Rumores e mais Rumores

A falta de informação é a maior amiga do Rumor.

Os Rumores alimentam todo o tipo de mentes sejam elas as mais esclarecidas seja, elas as mais influenciáveis.

A capital está cheia de Rumores.

Nada de anormal já que por exemplo Rumores sobre golpes de estado são mais frequentes que os próprios golpes tão frequentes que já poucos lhes ligam.

Não deve haver nenhum mês em que não passe pela cabeça das pessoas, e porque são induzidas através dos rumores, que um golpe está para sair à rua. Uma vez que também embarquei num dessas rumores, ou boatos numa linguagem mais vulgar, disse a uma amiga minha que tivesse cuidado visto estar eminente a saída dos militares para as ruas ao que ela me respondeu que se eram os militares era o Rei e por isso estava descansada.

O que ela me disse é para além de tudo um sinal do conforto que o Rei transmite ao seu povo que muito o ama.

Mas os rumores desta vez são sobre a saúde do próprio Monarca o que põe milhões de corações ansiosos.

A estadia de Sua Majestade no hospital é a mais longa que a maioria das pessoas tem memória. Em 2007 esteve hospitalizado durante 25 dias na sequência de um pequeno problema cardíaco mas desta vez está hospitalizado há já cerca de 1 mês e os boletins que são diariamente emitidos pelo seu Secretariado são de alguma forma pouco elucidativos.

Ontem a Bolsa caiu mais de 4% e hoje voltou a baixar 2% sendo que um dos títulos mais penalizados foi o do Siam Commercial Bank, um banco cujo maior accionista é o Crown Property Bureau. Tal facto foi claramente assumido por jornais de língua tailandesa como um sinal de preocupação sobre a situação no país e o Presidente da Bolsa teve de vir esclarecer que tal não era justificavel.

O papel inigualável que o Rei conseguiu junto do seu povo ao longo de mais de 60 anos de reinado, faz com que qualquer pequeno problema ao seu redor seja sentido pelo país de uma forma intensa como o demonstram o já cerca de meio milhão de assinaturas nos livros que estão à disposição no hospital onde se encontra para que cada um possa desejar as melhoras ao reverendo Monarca.

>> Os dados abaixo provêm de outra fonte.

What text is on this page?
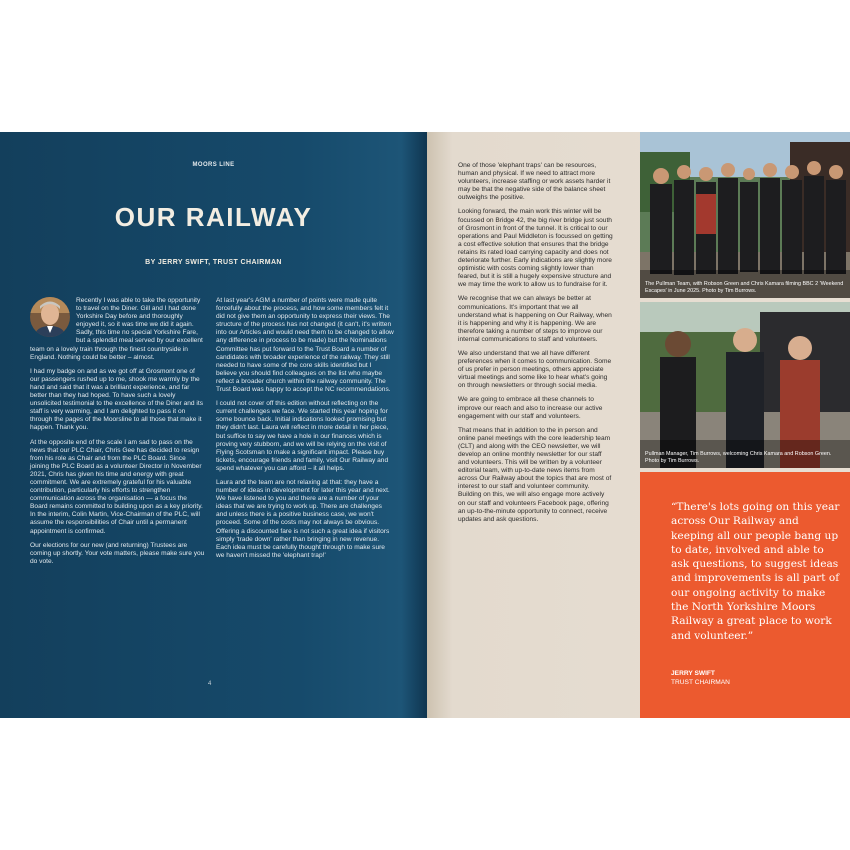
MOORS LINE
OUR RAILWAY
BY JERRY SWIFT, TRUST CHAIRMAN
4

Recently I was able to take the opportunity to travel on the Diner. Gill and I had done Yorkshire Day before and thoroughly enjoyed it, so it was time we did it again. Sadly, this time no special Yorkshire Fare, but a splendid meal served by our excellent team on a lovely train through the finest countryside in England. Nothing could be better – almost.

I had my badge on and as we got off at Grosmont one of our passengers rushed up to me, shook me warmly by the hand and said that it was a brilliant experience, and far better than they had hoped. To have such a lovely unsolicited testimonial to the excellence of the Diner and its staff is very warming, and I am delighted to pass it on through the pages of the Moorsline to all those that make it happen. Thank you.

At the opposite end of the scale I am sad to pass on the news that our PLC Chair, Chris Gee has decided to resign from his role as Chair and from the PLC Board. Since joining the PLC Board as a volunteer Director in November 2021, Chris has given his time and energy with great commitment. We are extremely grateful for his valuable contribution, particularly his efforts to strengthen communication across the organisation — a focus the Board remains committed to building upon as a key priority. In the interim, Colin Martin, Vice-Chairman of the PLC, will assume the responsibilities of Chair until a permanent appointment is confirmed.

Our elections for our new (and returning) Trustees are coming up shortly. Your vote matters, please make sure you do vote.

At last year's AGM a number of points were made quite forcefully about the process, and how some members felt it did not give them an opportunity to express their views. The structure of the process has not changed (it can't, it's written into our Articles and would need them to be changed to allow any difference in process to be made) but the Nominations Committee has put forward to the Trust Board a number of candidates with broader experience of the railway. They still needed to have some of the core skills identified but I believe you should find colleagues on the list who maybe reflect a broader church within the railway community. The Trust Board was happy to accept the NC recommendations.

I could not cover off this edition without reflecting on the current challenges we face. We started this year hoping for some bounce back. Initial indications looked promising but they didn't last. Laura will reflect in more detail in her piece, but suffice to say we have a hole in our finances which is proving very stubborn, and we will be relying on the visit of Flying Scotsman to make a significant impact. Please buy tickets, encourage friends and family, visit Our Railway and spend whatever you can afford – it all helps.

Laura and the team are not relaxing at that: they have a number of ideas in development for later this year and next. We have listened to you and there are a number of your ideas that we are trying to work up. There are challenges and unless there is a positive business case, we won't proceed. Some of the costs may not always be obvious. Offering a discounted fare is not such a great idea if visitors simply 'trade down' rather than bringing in new revenue. Each idea must be carefully thought through to make sure we haven't missed the 'elephant trap!'

One of those 'elephant traps' can be resources, human and physical. If we need to attract more volunteers, increase staffing or work assets harder it may be that the negative side of the balance sheet outweighs the positive.

Looking forward, the main work this winter will be focussed on Bridge 42, the big river bridge just south of Grosmont in front of the tunnel. It is critical to our operations and Paul Middleton is focussed on getting a cost effective solution that ensures that the bridge retains its rated load carrying capacity and does not deteriorate further. Early indications are slightly more optimistic with costs coming slightly lower than feared, but it is still a hugely expensive structure and we may time the work to allow us to fundraise for it.

We recognise that we can always be better at communications. It's important that we all understand what is happening on Our Railway, when it is happening and why it is happening. We are therefore taking a number of steps to improve our internal communications to staff and volunteers.

We also understand that we all have different preferences when it comes to communication. Some of us prefer in person meetings, others appreciate virtual meetings and some like to hear what's going on through newsletters or through social media.

We are going to embrace all these channels to improve our reach and also to increase our active engagement with our staff and volunteers.

That means that in addition to the in person and online panel meetings with the core leadership team (CLT) and along with the CEO newsletter, we will develop an online monthly newsletter for our staff and volunteers. This will be written by a volunteer editorial team, with up-to-date news items from across Our Railway about the topics that are most of interest to our staff and volunteer community. Building on this, we will also engage more actively on our staff and volunteers Facebook page, offering an up-to-the-minute opportunity to connect, receive updates and ask questions.

The Pullman Team, with Robson Green and Chris Kamara filming BBC 2 'Weekend Escapes' in June 2025. Photo by Tim Burrows.
Pullman Manager, Tim Burrows, welcoming Chris Kamara and Robson Green. Photo by Tim Burrows.
“There's lots going on this year across Our Railway and keeping all our people bang up to date, involved and able to ask questions, to suggest ideas and improvements is all part of our ongoing activity to make the North Yorkshire Moors Railway a great place to work and volunteer.”
JERRY SWIFT
TRUST CHAIRMAN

Será importante que o Royal Household Bureau consiga mostrar rapidamente ao país que os cuidados médicos ministrados ao Rei estão a resultar e que ele está a ganhar forças para de novo poder acenar com carinho ao seu povo.

Como Bangkok é Grande!

Anteontem dizia-me uma amiga que vive na zona leste de Bangkok, para ter cuidado ao guiar pois a chuva era torrencial e tudo à sua volta estava “debaixo de água” o que a impedia de sair de casa.

Respondi-lhe que onde me encontrava nem sequer chovia embora mais tarde tal tenha acontecido.

Na realidade choveu bastante mas nada que “fizesse parar o trânsito” aqui no centro da cidade.

Acontece que desde essa altura tem continuado a chover com profunda intensidade ali na zona leste se bem que noutras áreas o tempo esteja calmo.

Ontem pela tarde o tempo aqui no centro era mesmo extremamente bom com o céu limpo, azul e uma brisa ligeira. Atravessei a pé todo o parque Lumpini, mesmo ao lado do escritório, e o clima era mesmo de Primavera.

Estamos no mês onde é natural haver cheias em Bangkok mas essas cheias são normalmente devidas ao facto do Chao Praya, o rio que banha a capital, sair das suas margens por força de dois elementos que se conjugam em paralelo. Vir cheio do Norte devido ao acumular das águas das chuvas e a maré do Golfo da Tailândia atingir o seu ponto mais alto tornando mais dificil o fluxo das águas para Sul.

O Governador de Bangkok já encomendou uns milhões de sacos de areia que estão a ser colocados nos pontos mais sensíveis ao longo das margens do rio para obviar à situação. Agora o que o Governador de Bangkok não estava por certo a contar é que teria de arregaçar as calças para andar na zona de Srinakharind onde há três dias consecutivos a água tomou conta das ruas.

Hoje um jornal trazia uma fotografia muito engraçada que mostrava uns garotos, a brincarem na água, como é normal nestas situações, mas estes estavam à pesca de peixes e mostravam já uma das suas capturas.
Temos assim um aparte de Bangkok “debaixo de água” e outras com sol , qual eira e nabal.